Question: Create a table1 and use GGally::ggpairs to explore your data.
# Create Tittle of Table
tittle <- "Table 1: Demographic stratified by lifetime marijuana use"
# Change Labels Names
label(nsduh$demog_sex) <- "Sex"
label(nsduh$alc_agefirst) <- "Alcohol (age first used)"

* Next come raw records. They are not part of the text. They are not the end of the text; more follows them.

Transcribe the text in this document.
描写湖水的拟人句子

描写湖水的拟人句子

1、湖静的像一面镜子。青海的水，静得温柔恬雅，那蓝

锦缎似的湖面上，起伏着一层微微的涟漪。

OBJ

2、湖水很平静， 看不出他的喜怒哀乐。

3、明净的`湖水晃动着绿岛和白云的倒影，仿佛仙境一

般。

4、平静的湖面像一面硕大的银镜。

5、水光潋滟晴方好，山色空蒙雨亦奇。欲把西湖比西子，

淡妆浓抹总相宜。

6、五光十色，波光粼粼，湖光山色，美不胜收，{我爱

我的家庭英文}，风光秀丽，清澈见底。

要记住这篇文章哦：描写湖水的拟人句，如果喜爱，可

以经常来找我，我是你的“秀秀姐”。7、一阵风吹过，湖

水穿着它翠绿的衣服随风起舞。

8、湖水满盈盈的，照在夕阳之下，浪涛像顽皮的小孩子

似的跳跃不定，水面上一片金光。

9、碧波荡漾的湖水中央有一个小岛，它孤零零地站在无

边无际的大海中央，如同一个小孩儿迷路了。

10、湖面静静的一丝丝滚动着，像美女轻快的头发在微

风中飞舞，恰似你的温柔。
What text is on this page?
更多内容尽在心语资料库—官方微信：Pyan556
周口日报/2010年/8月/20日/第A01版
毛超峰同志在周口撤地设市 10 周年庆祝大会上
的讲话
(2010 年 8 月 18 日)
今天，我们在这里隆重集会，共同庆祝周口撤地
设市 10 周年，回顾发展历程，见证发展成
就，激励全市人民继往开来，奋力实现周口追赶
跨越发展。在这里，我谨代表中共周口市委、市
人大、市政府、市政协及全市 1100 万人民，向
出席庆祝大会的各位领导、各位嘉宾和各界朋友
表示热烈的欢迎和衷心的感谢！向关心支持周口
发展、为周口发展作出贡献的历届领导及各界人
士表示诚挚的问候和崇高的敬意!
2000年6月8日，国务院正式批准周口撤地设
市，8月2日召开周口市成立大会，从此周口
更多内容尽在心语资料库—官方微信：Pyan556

label(nsduh$demog_age_cat6) <- "Age"
label(nsduh$demog_income) <- "Income"
table1(~ demog_sex + alc_agefirst + demog_age_cat6 + demog_income | mj_lifetime, overall = FALSE, caption=tittle, data= nsduh)
| No (N=491) |
Yes (N=509) |
|
|---|---|---|
| Sex | ||
| Female | 285 (58.0%) | 249 (48.9%) |
| Male | 206 (42.0%) | 260 (51.1%) |
| Alcohol (age first used) | ||
| Mean (SD) | 19.7 (5.09) | 16.0 (3.08) |
| Median [Min, Max] | 19.0 [3.00, 45.0] | 16.0 [3.00, 29.0] |
| Missing | 145 (29.5%) | 12 (2.4%) |
| Age | ||
| 18-25 | 53 (10.8%) | 80 (15.7%) |
| 26-34 | 52 (10.6%) | 87 (17.1%) |
| 35-49 | 129 (26.3%) | 136 (26.7%) |
| 50-64 | 109 (22.2%) | 132 (25.9%) |
| 65+ | 148 (30.1%) | 74 (14.5%) |
| Income | ||
| Less than $20,000 | 76 (15.5%) | 85 (16.7%) |
| $20,000 - $49,999 | 166 (33.8%) | 127 (25.0%) |
| $50,000 - $74,999 | 64 (13.0%) | 81 (15.9%) |
| $75,000 or more | 185 (37.7%) | 216 (42.4%) |
#GGally::ggpairs to explore the data
tittle_plot <- "Lifetime marijuana use"
tittle = tittle_plot
ggpairs(nsduh,
columns = 3:6,
title = "Lifetime Marijuana use",
aes(color = mj_lifetime, alpha = 0.5),
upper = list(discrete = "count"),
lower = list(discrete = "facetbar")
)
ggpairs(
nsduh, c(3,4,5,6),
title = tittle_plot,
mapping = ggplot2::aes(color = mj_lifetime),
upper = list(continuous = wrap("density", alpha = 0.9),
combo = "facethist", discrete = wrap("colbar")),
lower = list(continuous = wrap("cor"), combo = NULL),
diag = list(continuous = wrap("densityDiag", colour = NA, alpha = 0.6), discrete = wrap("densityDiag")),
legend = c(1,4),
showStrips = FALSE,
cardinality_threshold = 5
) +
labs(colour = "Smoking") +
theme_minimal() +
theme(legend.position = "bottom")
Question: Use the contingency table below to calculate (a) probability of lifetime marijuana among sample subjects (independent of sex), among sample females and among sample males, (b) Odds of lifetime marijuana use among sample subjects, among sample females and among sample males. (c) What is the risk difference, the risk ratio and the odds ratio when comparing lifetime marijuana use among males and females in our sample?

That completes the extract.